Teferi took a swig of wine, then plopped the bottle down in the grass. The veldt stretched away in the distance, dark green and brown and orange as the sunset proceeded, a clear dark sky overhead. The rains had come at their appointed time, and the veldt all around his little hillock was calm and lush, grasses stirred only by the lightest breezes.

"I saved everyone, I saved the world, I saved time itself. That's pretty good, right? And now I think I might as well have not, for all that anyone thanks me or remembers."

He took another angry gulp of wine. Beside him, a young man nodded, patting his shoulder. He wore a blue pinstriped suit, its color quite similar to Teferi's robes, and he gave the mage a sympathetic look over his brown, thick-rimmed spectacles.
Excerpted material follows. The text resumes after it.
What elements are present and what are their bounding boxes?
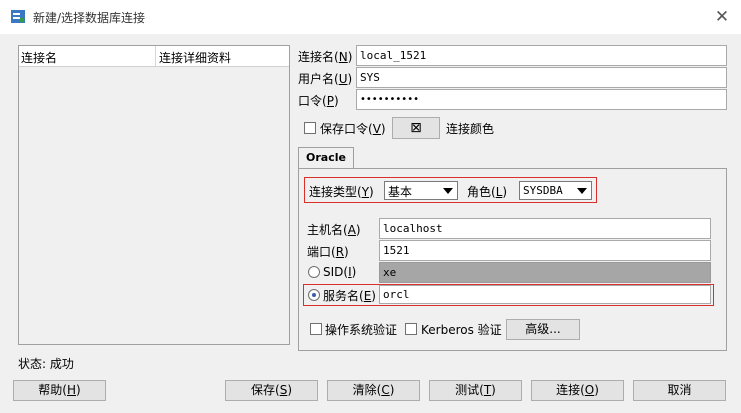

His hair was brown and bristly in the front, and he was clean-shaven with a strong chin. Teferi fidgeted with his bottle, then spoke bitterly.

"Hmmpf. 'Hey Teferi, good job saving all of existence and the concept of existence itself.' Guess what I never hear?"

"I know exactly how you feel." He looked down at the empty bottle beside him, then over his shoulder at the blue police box sitting on the crest of the little hillock. "I'm going to fetch some more wine."

"I'll come with you," said Teferi, scrambling to his feet, the bitterness gone from his voice.

There were footsteps behind them, and they turned. A stocky, powerfully built man strode towards them, black boots crunching in the grass, dark shades over his eyes, a heavy leather jacket stretched over his wide shoulders. He spoke with a thick accent.

"I'm a friend of Sarah Kerrigan. I was told she was here. Could I see her please?" He paused. "Where is she?"